Almost impossible to rebuild if you can’t be with each other.

All men (and all women) are different. No one can give you a general answer.

Mimishu1995's avatar

You already answered your question. You guys are seeing progress in therapy sessions and you are transforming. You will eventually learn to trust again with time.

You seem to put too much emphasis on being something other than friends with him. You can still trust him again even when you are just friends. I don’t know the circumstances behind your breakup, but if you and he are participating in the healing process, it’s good to give him the benefit of the doubt.

Ultimately you just have to be open to the possibility of hurting in order to trust. There is no other way around.

jca2's avatar

@Laur_12th: Being friends with an ex is great but you seem to be hanging on a possible reunion.
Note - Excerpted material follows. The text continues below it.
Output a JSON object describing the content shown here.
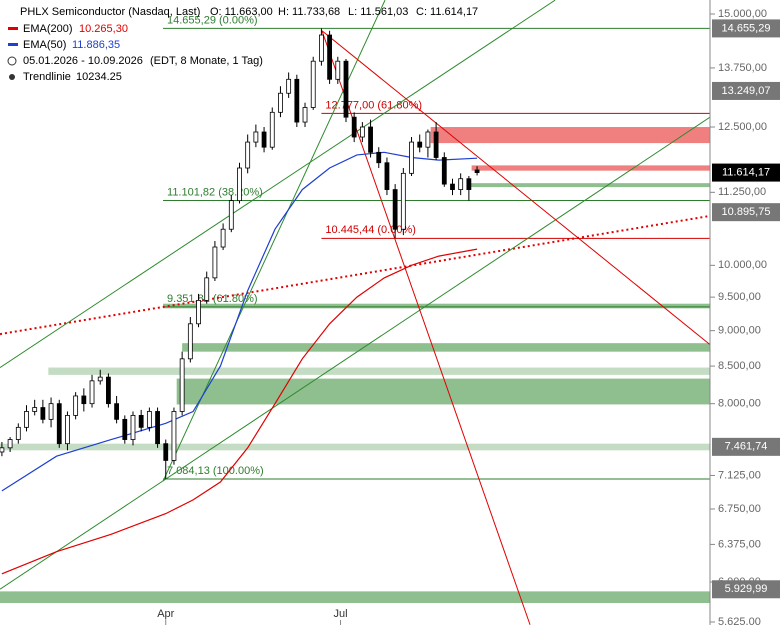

Here’s your q from a month ago: https://www.fluther.com/220511/how-to-help-someone-who-suffers-from-post-traumatic-stress/

Seaofclouds's avatar

How long will you be living in different countries? What do you want out of the friendship/relationship with him? From reading your other question, you had a pretty long term relationship with him and it sounds like you have not moved on from that. You need to be honest with yourself and him in regards to your expectations. Are you participating in therapy with him and talking to him in hopes of helping him as a friend or in hopes of getting back together?